Whatever else it is, the Windows platform should soon offer developers the best bang for the buck: Belfiore highlighted plans to improve the share of revenue developers get for Microsoft Store app sales.

JavaScript + AI + Excel = ...

Microsoft previewed the ability to run custom functions locally within Excel spreadsheets using JavaScript or Microsoft Azure Machine Learning services on Windows, macOS, and Excel Live. JavaScript allows Excel users to, for example, fetch info from the web; machine learning functions make calculations based on trained models.

Basically, you can use JavaScript in your spreadsheet to add extra functions, alongside the usual things like SUM(), including fetching stuff from the web. You can also use Python with online machine-learning tools to process data within a spreadsheet.

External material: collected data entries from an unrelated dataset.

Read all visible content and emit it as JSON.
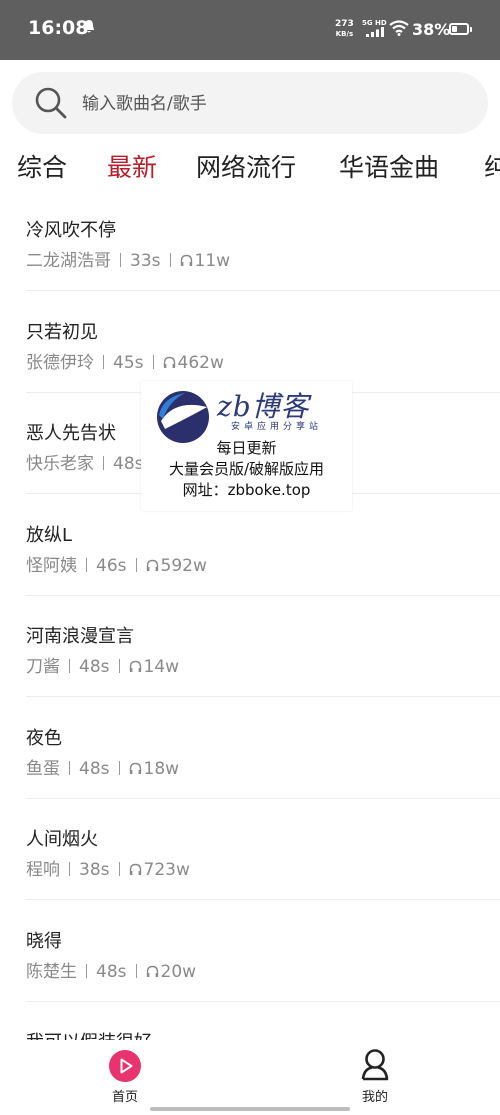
{
  "status_bar": {
    "time": "16:08",
    "net_speed_value": "273",
    "net_speed_unit": "KB/s",
    "network_type": "5G HD",
    "battery": "38%",
    "battery_level": 0.38
  },
  "search": {
    "placeholder": "输入歌曲名/歌手"
  },
  "tabs": [
    {
      "label": "综合",
      "active": false
    },
    {
      "label": "最新",
      "active": true
    },
    {
      "label": "网络流行",
      "active": false
    },
    {
      "label": "华语金曲",
      "active": false
    },
    {
      "label": "纯",
      "active": false
    }
  ],
  "songs": [
    {
      "title": "冷风吹不停",
      "artist": "二龙湖浩哥",
      "duration": "33s",
      "plays": "11w"
    },
    {
      "title": "只若初见",
      "artist": "张德伊玲",
      "duration": "45s",
      "plays": "462w"
    },
    {
      "title": "恶人先告状",
      "artist": "快乐老家",
      "duration": "48s",
      "plays": ""
    },
    {
      "title": "放纵L",
      "artist": "怪阿姨",
      "duration": "46s",
      "plays": "592w"
    },
    {
      "title": "河南浪漫宣言",
      "artist": "刀酱",
      "duration": "48s",
      "plays": "14w"
    },
    {
      "title": "夜色",
      "artist": "鱼蛋",
      "duration": "48s",
      "plays": "18w"
    },
    {
      "title": "人间烟火",
      "artist": "程响",
      "duration": "38s",
      "plays": "723w"
    },
    {
      "title": "晓得",
      "artist": "陈楚生",
      "duration": "48s",
      "plays": "20w"
    },
    {
      "title": "我可以假装很好",
      "artist": "",
      "duration": "",
      "plays": ""
    }
  ],
  "watermark": {
    "brand": "zb博客",
    "subtitle": "安卓应用分享站",
    "line1": "每日更新",
    "line2": "大量会员版/破解版应用",
    "line3": "网址：zbboke.top"
  },
  "bottom_nav": {
    "home_label": "首页",
    "mine_label": "我的",
    "accent": "#e8336e"
  },
  "colors": {
    "active_tab": "#b3202a",
    "status_bar_bg": "#5f5f5f"
  }
}
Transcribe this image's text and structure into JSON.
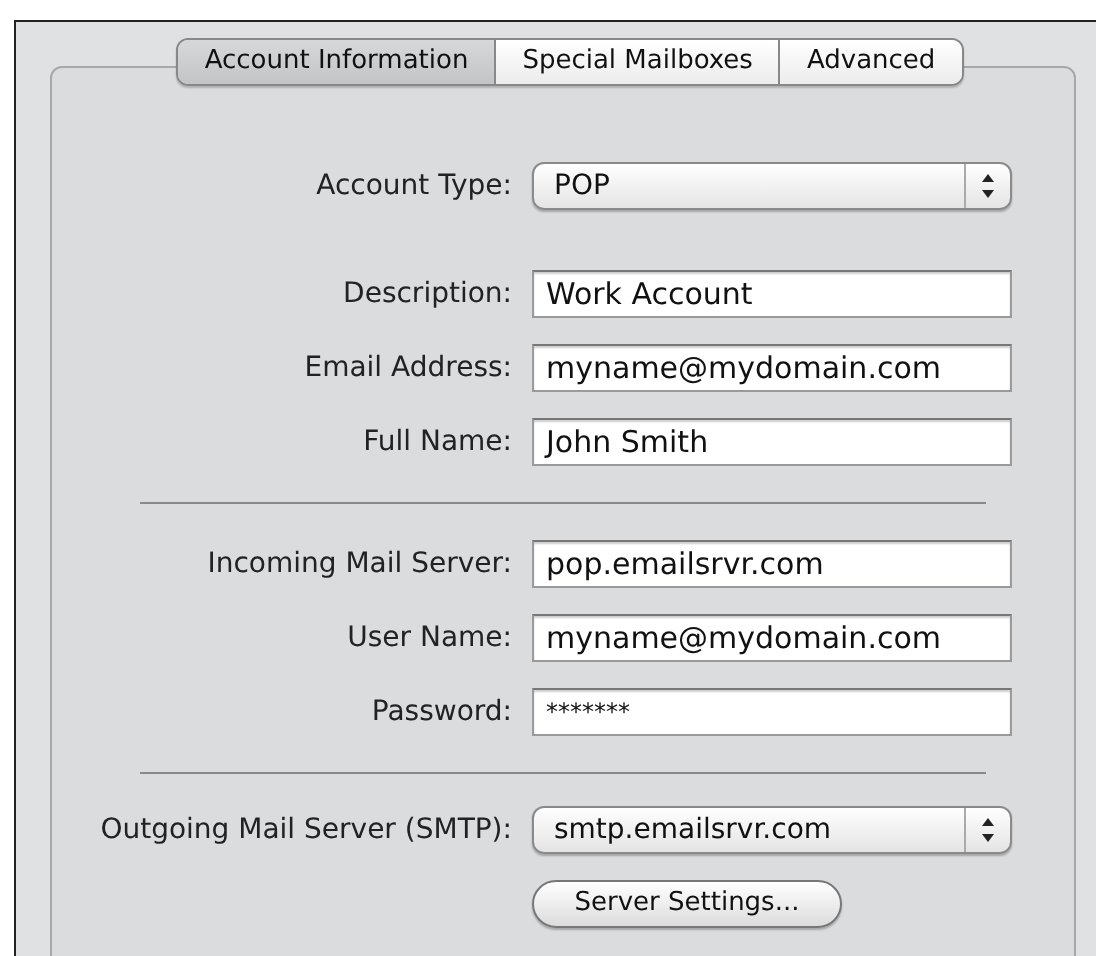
{
  "tabs": [
    {
      "label": "Account Information",
      "selected": true
    },
    {
      "label": "Special Mailboxes",
      "selected": false
    },
    {
      "label": "Advanced",
      "selected": false
    }
  ],
  "sections": [
    {
      "rows": [
        {
          "kind": "popup",
          "label": "Account Type:",
          "value": "POP"
        }
      ]
    },
    {
      "rows": [
        {
          "kind": "field",
          "label": "Description:",
          "value": "Work Account"
        },
        {
          "kind": "field",
          "label": "Email Address:",
          "value": "myname@mydomain.com"
        },
        {
          "kind": "field",
          "label": "Full Name:",
          "value": "John Smith"
        }
      ]
    },
    {
      "rows": [
        {
          "kind": "field",
          "label": "Incoming Mail Server:",
          "value": "pop.emailsrvr.com"
        },
        {
          "kind": "field",
          "label": "User Name:",
          "value": "myname@mydomain.com"
        },
        {
          "kind": "password",
          "label": "Password:",
          "value": "*******"
        }
      ]
    },
    {
      "rows": [
        {
          "kind": "popup",
          "label": "Outgoing Mail Server (SMTP):",
          "value": "smtp.emailsrvr.com"
        }
      ],
      "button": "Server Settings..."
    }
  ]
}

You need to follow these steps and then these steps to get the JavaScript add-ins to work. One hopes it's sufficiently sandboxed, though.

Windows Machine Learning, or Windows ML as it's known among friends, was revisited. Announced at a developer event in March, it allows Windows users to add machine-learning models, trained on local devices rather than some bill-by-the-minute cloud, to their apps.

Finally, Microsoft 365 will now support Adaptive Cards, which let developers present flashy notification messages from apps, bots and the like in Teams and Outlook. Adaptive Cards will also support payments, allowing users to pay bills through Outlook emails. There's a big bunch of links to Microsoft's Office 365 updates here, if you're interested.

Belfiore closed by noting that with all the cited features coming to Windows 10, now's the time for developers to start registering app activities with the Microsoft Graph.

Graph data, he said, is your data, a declaration intended to distance Microsoft from less privacy-conscious peers.

"You control it and you manage it," he said.